Guidebook 4: Identifying Solutions

In Guidebook 4, you will build on the influence diagrams and scenarios that you created in Guidebook 3 to identify and list climate change adaptation and coping solutions that are feasible for the community to implement. Once your list of adaptation solutions has been identified, you will work with community members to prioritize the potential solutions and determine which are most urgent or important to focus on implementing first. At the end of this guidebook, you should be ready to turn these prioritized solutions into actions.


Guidebook 5: Taking Adaptive Action

In Guidebook 5 you will focus on bringing your priorities into action to adapt to climate change.  After working through the information and activities in Guidebooks 1-4 with the Working Group, leadership, Elders, youth, and other members of the community, you should have excellent information about the issues facing the community, including a shortlist of priority solutions focused on both climate change adaptation planning, as well as other community development and sustainability needs.
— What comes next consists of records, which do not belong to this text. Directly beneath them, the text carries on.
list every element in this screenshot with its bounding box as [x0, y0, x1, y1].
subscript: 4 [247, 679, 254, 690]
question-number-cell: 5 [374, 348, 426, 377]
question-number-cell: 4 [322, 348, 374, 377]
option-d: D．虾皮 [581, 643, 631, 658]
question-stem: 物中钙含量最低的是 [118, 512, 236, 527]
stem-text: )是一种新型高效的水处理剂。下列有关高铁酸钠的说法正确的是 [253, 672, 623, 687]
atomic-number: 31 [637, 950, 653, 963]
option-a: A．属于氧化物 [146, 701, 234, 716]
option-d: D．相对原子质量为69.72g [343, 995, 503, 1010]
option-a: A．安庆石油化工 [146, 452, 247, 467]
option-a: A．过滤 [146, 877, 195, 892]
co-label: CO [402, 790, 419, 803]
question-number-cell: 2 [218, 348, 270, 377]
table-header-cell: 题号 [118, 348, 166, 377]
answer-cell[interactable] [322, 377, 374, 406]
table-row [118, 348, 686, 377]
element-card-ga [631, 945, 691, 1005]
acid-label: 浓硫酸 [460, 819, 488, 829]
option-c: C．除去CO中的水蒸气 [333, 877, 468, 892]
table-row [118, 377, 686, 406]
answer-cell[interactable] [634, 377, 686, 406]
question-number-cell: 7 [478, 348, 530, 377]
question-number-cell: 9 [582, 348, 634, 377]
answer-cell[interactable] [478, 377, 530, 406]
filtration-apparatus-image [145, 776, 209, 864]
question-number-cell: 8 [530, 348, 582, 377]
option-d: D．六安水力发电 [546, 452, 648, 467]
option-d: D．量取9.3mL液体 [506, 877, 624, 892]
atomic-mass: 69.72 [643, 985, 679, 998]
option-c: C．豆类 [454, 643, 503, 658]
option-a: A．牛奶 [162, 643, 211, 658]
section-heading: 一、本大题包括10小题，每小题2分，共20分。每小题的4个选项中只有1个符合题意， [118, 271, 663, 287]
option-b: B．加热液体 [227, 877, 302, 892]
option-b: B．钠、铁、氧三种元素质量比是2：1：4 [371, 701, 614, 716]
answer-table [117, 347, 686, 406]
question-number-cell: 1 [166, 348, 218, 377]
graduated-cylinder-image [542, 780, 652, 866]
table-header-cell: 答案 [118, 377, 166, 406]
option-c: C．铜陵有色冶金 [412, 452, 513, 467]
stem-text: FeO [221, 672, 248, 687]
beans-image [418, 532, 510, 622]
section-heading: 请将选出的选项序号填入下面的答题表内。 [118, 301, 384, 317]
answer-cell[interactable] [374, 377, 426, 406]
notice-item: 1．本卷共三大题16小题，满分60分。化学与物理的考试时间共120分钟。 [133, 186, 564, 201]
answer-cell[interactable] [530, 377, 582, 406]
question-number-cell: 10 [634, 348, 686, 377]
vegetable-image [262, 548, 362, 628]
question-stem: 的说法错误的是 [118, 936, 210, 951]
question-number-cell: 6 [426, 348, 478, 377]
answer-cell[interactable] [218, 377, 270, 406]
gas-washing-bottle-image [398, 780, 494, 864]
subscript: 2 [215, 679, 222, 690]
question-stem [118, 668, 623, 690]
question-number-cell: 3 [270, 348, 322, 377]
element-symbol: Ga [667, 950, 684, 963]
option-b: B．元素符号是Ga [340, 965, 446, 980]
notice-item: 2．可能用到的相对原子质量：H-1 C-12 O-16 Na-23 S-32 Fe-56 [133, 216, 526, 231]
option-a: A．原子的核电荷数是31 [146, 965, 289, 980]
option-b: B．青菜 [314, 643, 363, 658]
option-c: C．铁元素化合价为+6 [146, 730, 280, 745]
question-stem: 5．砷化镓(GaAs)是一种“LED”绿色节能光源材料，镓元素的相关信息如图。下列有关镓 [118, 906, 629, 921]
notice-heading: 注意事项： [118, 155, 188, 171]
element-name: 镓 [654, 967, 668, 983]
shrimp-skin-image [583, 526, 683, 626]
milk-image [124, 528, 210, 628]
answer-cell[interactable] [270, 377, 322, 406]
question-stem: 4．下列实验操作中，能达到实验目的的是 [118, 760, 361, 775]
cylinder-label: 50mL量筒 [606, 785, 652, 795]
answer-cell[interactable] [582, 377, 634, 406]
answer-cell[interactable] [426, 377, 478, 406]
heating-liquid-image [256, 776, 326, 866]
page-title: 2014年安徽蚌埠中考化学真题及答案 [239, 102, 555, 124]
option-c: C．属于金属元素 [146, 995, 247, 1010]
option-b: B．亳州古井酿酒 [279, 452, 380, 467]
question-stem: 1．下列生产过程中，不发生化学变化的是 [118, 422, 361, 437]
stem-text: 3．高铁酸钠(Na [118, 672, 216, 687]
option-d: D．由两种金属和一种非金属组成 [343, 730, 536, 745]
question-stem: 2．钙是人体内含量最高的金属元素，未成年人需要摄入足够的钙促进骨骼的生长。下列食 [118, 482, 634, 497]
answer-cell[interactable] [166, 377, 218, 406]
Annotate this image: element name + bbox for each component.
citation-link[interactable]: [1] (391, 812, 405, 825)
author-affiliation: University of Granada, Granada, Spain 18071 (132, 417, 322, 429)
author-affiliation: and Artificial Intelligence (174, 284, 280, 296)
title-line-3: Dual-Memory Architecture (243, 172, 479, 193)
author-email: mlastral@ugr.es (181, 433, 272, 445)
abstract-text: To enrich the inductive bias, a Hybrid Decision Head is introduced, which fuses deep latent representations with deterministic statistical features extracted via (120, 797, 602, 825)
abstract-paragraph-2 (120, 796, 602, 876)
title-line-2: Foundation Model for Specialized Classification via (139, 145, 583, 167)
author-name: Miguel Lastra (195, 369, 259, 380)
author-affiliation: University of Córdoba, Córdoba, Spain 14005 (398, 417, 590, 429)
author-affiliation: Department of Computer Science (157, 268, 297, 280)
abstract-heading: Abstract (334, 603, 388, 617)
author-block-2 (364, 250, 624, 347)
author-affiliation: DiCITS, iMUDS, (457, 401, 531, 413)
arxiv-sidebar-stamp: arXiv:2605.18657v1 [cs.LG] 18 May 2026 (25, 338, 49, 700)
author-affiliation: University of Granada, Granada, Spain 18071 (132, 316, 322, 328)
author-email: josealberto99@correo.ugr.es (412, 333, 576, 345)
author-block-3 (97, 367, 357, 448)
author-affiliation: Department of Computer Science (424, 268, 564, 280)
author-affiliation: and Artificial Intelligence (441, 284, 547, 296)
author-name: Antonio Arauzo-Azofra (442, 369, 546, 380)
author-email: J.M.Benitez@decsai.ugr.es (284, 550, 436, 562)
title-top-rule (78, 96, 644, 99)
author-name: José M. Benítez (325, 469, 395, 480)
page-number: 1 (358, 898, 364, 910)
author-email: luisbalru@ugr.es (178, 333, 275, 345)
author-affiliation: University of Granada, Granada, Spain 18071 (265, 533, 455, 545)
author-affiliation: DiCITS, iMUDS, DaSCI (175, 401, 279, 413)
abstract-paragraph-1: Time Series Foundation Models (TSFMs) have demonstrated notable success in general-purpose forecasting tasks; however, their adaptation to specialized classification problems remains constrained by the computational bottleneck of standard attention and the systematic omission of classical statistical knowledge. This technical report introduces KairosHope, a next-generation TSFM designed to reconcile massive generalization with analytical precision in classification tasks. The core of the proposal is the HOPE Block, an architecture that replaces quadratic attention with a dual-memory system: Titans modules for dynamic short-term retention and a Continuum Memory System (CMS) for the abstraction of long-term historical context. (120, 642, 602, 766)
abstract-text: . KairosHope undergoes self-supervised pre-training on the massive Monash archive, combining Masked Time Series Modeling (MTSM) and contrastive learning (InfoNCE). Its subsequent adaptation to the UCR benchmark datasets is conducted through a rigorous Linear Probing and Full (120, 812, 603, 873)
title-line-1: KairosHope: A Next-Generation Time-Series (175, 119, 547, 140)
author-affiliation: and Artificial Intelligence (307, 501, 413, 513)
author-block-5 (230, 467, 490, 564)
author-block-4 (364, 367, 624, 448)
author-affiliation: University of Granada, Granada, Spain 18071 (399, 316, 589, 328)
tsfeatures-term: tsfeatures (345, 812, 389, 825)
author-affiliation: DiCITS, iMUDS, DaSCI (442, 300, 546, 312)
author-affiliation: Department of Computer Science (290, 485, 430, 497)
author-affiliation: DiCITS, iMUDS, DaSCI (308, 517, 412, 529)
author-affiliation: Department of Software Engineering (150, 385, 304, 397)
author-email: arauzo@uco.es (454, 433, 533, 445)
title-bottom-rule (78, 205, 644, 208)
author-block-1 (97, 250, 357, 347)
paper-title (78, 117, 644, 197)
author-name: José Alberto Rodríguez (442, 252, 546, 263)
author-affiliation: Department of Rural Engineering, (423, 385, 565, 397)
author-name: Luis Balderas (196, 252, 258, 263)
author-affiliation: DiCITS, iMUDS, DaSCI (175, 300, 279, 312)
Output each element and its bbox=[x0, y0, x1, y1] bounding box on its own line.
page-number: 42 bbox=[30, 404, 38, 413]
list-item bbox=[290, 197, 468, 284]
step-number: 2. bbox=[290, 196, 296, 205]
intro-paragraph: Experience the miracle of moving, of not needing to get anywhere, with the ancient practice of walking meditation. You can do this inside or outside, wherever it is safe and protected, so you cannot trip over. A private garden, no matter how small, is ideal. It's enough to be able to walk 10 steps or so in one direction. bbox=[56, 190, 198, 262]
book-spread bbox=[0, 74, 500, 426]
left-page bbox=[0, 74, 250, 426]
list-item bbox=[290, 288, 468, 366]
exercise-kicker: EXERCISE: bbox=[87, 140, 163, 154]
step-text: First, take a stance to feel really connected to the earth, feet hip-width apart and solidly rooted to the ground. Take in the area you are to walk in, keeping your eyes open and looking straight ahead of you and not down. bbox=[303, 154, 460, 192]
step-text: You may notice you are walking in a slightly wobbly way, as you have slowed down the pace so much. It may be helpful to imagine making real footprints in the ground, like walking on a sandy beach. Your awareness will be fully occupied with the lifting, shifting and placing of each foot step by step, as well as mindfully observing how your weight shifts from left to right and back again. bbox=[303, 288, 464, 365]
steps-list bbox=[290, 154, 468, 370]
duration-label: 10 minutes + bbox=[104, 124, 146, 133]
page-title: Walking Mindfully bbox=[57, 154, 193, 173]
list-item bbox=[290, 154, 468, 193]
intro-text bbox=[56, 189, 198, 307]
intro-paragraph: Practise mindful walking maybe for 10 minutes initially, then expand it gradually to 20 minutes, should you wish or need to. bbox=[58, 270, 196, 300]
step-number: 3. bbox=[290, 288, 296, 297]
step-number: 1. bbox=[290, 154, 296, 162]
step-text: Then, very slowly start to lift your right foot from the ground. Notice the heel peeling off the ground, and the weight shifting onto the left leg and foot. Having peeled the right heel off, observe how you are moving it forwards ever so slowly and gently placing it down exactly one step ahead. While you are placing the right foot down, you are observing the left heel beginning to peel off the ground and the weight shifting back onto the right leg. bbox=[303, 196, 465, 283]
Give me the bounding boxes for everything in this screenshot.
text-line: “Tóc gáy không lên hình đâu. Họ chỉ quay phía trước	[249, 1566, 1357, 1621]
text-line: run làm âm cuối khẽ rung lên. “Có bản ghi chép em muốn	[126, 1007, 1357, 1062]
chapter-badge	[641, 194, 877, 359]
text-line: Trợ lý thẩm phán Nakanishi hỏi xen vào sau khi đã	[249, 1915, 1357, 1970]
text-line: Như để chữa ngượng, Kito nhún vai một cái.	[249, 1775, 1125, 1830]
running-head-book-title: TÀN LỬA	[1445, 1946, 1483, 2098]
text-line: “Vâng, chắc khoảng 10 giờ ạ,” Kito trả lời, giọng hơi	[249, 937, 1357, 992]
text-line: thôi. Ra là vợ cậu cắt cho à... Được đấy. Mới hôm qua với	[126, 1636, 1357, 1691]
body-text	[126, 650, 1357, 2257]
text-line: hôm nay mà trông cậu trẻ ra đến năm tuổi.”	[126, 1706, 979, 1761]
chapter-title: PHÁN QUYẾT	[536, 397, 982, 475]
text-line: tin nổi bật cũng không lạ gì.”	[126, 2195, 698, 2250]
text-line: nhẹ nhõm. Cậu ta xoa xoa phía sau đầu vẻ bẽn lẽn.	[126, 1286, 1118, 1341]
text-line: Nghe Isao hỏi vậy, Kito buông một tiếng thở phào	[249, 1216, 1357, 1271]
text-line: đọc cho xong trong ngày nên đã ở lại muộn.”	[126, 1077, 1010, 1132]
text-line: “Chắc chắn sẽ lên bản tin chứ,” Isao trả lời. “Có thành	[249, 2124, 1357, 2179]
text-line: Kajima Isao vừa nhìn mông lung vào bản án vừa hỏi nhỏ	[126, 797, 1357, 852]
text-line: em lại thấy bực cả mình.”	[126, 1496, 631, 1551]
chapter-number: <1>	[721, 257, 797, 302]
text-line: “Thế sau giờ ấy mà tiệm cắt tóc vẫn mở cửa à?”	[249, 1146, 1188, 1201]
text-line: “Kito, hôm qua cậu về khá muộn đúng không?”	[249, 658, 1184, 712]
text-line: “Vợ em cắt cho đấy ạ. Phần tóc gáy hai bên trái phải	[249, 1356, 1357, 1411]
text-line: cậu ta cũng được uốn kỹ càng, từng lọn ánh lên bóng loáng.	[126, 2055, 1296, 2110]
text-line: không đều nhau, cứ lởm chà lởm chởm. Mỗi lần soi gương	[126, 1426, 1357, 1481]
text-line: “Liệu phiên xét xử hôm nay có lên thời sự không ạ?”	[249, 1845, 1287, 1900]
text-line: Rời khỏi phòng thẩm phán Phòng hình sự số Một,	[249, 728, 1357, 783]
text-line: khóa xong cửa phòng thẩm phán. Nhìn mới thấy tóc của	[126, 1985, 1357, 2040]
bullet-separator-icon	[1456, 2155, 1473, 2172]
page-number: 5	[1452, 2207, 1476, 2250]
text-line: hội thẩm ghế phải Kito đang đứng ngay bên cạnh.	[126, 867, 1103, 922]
Guidebook 5 includes suggestions for taking action to implement these ideas. 


Guidebook 6: Monitoring Progress and Change

In Guidebooks 1-5, you assembled a climate change adaptation planning team, gathered background information, and determined adaptation priorities, before working with the community to develop and implement an action plan. Now, in Guidebook 6, you will focus on evaluating the success of your climate change adaptation plan and making any adjustments to ensure the plan remains useful for your community both now and into the future.


Guidebook Annexes

​In the Annexes, you will find a checklist and an information section dedicated to mapping. 

The checklist may be useful in ensuring the tasks outlined in this guidebook are accomplished. Remember, these guidebooks provide suggestions on how to accomplish tasks but your community may have other methods that work best.

The information section on mapping describes options for digital mapping, where to purchase base maps, map scales, and topographic and aerial maps. 


​3. Two Indigenous Language Glossaries

The Anishinaabemowin and Ininímowin Climate Change Glossaries support Anishinaabe and Cree communities with climate change adaptation planning and serve as a resource to support language revitalization efforts related to climate change adaptation.

The Anishinaabemowin Climate Change Glossary was developed by fluent Anishinaabemowin speakers and language experts from 12 communities (and organizations). Participants met in person to discuss climate change impacts being felt in, and by, different Anishinaabe communities, as they relate to the four seasons. Participants shared their experiences, observations, and stories in the Anishinaabemowin language. 

The Ininímowin ​Climate Change Glossary was developed by fourteen Ininímowin speakers. Ininímowin speakers – including Elders, teachers, and knowledge keepers – are vital members of their communities. Their lived experiences, expertise, and desire to share their knowledge were essential to the development of this document. The Ininímowin glossary describes climate change in Ininímowin by documenting the impacts of climate change through stories generously shared by Ininímowin speakers. 

To download the Anishinaabemowin Climate Change Glossary, click on the photo below:

To download the Ininímowin Climate Change Glossary, click on the photo below:


4. Indigenous Languages Glossary Workbook

​Indigenous Languages Glossary Workbook guides communities through the process of developing a
language glossary of their own, in their own language, with a focus on climate change and the environment.

The Climate Change Glossaries and Indigenous Languages Glossary Workbook aim to:

  • Increases cultural relevance and community ownership over the ICCAP toolkit and climate change adaptation planning process;
  • Engage a broader audience in climate change adaptation planning efforts in a culturally relevant and meaningful way; and
  • Support initiation of, or ongoing, language revitalization efforts.